In the RGB + depth + optical flow information, the proposed method is compared with the R3DCNN, I3D, and MTUT methods. Among them, R3DCNN is the original method of this dataset, and it can be seen that the correct rate of the proposed method is 2.57% higher than that of the original method and 0.69% higher than that of the I3D method. Although the accuracy of the proposed method is 0.56% lower than that of the latest MTUT method, the results are within the acceptable range because the model is relatively simple in feature fusion. On this basis, the false positive rate of each gesture in the NVGesture dataset is relatively average, the average false error rate is 0.51%, and the recognition confusion matrix is shown in Figure 6.

In summary, the recognition accuracy rate of the proposed method on the NVGesture dataset has achieved a high level.
5. Conclusion
In order to further improve the performance of gesture recognition without relying on manual feature extraction, this paper proposes a gesture recognition method based on a deep learning model based on space-time feature fusion.
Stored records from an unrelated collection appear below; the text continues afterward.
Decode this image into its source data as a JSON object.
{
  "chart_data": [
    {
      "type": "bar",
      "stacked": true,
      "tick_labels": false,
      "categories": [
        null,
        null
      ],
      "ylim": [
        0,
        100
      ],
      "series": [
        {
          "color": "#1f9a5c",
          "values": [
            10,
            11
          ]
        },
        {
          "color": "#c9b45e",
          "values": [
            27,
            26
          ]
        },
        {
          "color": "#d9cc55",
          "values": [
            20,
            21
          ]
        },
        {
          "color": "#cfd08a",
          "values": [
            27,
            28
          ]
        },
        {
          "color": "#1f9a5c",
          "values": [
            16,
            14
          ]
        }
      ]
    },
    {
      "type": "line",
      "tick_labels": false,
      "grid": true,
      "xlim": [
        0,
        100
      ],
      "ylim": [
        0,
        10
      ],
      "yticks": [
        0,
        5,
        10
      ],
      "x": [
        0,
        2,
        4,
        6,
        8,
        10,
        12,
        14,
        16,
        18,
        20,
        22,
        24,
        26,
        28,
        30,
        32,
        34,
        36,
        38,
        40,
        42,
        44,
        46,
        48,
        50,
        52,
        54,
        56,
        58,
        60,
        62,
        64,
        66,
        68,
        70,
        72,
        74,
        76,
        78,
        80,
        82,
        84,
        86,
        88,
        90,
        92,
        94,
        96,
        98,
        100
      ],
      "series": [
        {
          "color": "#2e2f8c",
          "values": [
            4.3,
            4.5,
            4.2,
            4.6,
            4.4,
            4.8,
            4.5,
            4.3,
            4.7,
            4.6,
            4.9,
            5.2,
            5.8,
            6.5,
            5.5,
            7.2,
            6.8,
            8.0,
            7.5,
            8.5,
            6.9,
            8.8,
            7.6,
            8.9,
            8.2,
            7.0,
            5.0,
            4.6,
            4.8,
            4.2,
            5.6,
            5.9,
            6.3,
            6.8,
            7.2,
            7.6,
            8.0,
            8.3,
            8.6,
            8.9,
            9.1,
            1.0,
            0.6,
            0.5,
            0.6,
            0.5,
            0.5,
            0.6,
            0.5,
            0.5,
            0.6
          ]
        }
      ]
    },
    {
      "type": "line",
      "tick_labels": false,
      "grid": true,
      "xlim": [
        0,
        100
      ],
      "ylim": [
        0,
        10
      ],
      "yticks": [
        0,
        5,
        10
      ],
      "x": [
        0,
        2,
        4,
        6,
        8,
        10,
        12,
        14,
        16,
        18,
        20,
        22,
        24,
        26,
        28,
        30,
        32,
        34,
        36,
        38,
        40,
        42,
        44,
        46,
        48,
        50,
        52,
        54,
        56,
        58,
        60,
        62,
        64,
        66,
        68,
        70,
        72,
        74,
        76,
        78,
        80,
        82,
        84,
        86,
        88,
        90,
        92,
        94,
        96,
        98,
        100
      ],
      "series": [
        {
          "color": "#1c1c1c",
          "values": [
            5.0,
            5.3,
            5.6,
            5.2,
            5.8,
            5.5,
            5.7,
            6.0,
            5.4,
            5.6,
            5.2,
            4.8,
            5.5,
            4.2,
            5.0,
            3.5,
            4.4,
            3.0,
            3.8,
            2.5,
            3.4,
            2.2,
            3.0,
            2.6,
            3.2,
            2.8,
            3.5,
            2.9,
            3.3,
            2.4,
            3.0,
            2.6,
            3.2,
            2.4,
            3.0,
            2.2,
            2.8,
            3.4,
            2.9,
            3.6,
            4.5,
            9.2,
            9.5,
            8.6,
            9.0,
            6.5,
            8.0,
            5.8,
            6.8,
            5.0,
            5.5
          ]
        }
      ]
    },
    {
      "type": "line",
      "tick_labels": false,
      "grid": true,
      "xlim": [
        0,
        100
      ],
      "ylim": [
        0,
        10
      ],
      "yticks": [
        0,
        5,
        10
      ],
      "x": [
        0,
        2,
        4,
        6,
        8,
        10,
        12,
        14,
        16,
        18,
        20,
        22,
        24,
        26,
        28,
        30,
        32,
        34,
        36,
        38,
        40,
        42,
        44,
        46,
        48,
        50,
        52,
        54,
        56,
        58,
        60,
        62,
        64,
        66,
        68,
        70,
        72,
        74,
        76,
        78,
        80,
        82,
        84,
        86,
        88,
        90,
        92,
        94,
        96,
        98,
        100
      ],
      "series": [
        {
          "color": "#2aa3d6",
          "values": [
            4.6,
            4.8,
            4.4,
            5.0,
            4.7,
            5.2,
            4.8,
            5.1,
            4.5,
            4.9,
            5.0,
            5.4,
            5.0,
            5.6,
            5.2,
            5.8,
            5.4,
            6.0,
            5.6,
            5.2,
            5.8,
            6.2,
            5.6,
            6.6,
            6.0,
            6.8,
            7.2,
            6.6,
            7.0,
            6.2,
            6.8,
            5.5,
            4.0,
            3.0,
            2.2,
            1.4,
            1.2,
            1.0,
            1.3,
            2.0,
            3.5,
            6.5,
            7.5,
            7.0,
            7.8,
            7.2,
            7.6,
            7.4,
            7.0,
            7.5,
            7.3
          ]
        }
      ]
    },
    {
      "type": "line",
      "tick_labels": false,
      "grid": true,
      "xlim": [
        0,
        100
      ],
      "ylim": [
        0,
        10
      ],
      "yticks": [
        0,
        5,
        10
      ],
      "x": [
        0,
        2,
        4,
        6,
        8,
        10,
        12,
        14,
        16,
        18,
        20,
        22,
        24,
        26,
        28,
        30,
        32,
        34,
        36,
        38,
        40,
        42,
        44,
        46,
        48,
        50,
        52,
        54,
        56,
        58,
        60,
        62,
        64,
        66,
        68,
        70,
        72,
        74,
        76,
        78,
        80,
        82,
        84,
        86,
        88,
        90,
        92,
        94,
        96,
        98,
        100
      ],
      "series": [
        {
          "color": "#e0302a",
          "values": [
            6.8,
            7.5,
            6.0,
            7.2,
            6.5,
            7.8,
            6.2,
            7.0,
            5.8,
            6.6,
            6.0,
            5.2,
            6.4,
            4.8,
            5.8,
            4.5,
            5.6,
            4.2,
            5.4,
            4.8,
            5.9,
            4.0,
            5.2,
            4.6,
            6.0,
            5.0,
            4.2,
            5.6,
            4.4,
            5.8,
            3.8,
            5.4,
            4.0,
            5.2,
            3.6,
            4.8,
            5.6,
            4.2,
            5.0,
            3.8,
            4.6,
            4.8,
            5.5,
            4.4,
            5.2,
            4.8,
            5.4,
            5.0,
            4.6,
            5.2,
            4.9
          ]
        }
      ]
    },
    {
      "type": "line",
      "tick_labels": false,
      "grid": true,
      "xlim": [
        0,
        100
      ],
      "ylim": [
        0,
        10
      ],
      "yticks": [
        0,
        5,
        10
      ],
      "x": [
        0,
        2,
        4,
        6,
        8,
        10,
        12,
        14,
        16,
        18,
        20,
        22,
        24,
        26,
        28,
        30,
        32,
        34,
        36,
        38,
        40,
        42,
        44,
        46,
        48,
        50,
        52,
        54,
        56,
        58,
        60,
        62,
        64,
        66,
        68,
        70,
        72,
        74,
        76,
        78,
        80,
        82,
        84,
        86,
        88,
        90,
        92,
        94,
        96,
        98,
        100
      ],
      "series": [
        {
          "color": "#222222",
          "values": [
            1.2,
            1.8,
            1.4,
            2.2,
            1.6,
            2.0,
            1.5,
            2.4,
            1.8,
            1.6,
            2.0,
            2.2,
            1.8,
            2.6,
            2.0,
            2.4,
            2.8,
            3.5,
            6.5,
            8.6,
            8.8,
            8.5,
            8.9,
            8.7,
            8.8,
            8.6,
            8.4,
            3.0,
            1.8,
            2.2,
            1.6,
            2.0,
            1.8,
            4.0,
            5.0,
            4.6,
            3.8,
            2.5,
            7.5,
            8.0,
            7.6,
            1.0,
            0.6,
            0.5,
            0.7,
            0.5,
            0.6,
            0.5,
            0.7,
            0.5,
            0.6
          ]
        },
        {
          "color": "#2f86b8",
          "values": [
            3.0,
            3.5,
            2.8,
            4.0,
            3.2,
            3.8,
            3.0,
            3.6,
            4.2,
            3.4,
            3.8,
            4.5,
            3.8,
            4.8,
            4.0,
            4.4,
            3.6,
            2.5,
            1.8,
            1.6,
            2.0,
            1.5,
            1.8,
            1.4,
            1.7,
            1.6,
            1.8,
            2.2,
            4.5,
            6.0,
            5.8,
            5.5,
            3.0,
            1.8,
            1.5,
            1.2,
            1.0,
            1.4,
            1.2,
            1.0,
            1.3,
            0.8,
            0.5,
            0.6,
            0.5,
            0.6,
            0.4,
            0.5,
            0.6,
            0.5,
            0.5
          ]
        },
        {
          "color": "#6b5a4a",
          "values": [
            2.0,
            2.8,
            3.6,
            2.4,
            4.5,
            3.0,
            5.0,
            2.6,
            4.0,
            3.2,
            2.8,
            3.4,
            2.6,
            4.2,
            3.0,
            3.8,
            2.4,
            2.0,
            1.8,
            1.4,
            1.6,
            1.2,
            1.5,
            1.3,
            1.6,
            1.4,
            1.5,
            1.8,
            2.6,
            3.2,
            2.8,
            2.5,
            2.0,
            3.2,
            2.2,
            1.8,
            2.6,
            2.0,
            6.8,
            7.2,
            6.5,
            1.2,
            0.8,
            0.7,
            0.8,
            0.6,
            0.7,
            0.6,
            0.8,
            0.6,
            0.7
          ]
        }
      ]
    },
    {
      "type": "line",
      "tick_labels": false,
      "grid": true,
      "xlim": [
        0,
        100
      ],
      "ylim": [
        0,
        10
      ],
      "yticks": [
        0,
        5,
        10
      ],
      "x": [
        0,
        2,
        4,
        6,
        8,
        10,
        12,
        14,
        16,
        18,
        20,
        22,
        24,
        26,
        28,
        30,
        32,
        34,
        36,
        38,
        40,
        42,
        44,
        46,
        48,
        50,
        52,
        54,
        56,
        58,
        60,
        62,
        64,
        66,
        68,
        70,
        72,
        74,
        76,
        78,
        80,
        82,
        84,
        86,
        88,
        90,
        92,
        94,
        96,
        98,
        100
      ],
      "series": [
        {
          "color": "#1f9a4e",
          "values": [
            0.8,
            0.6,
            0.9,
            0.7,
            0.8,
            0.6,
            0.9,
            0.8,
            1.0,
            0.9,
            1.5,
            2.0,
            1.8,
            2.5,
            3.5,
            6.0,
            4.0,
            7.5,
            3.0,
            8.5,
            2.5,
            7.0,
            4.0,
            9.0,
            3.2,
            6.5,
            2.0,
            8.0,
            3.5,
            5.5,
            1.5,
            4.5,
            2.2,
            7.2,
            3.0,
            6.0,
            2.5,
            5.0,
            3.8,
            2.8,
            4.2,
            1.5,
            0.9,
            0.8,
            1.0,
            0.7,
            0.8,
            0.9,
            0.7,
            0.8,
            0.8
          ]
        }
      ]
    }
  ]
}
In this model, features of gesture data are automatically extracted by convolutional neural networks. Then, long short-term memory (LSTM) networks were used to learn the correlation advantages of time series data. The SoftMax classifier is employed to classify multimodal gestures. Experimental results on the two dynamic gesture datasets of VIVA and NVGesture demonstrate that, compared with other comparison methods, the proposed model converges faster and the gesture recognition performance is better. In order to achieve the practical application of this algorithm, the subsequent work will analyze and improve the efficiency of the algorithm.
Data Availability
The labeled datasets used to support the findings of this study are available from the corresponding author upon request.
Conflicts of Interest
The authors declare no conflicts of interest.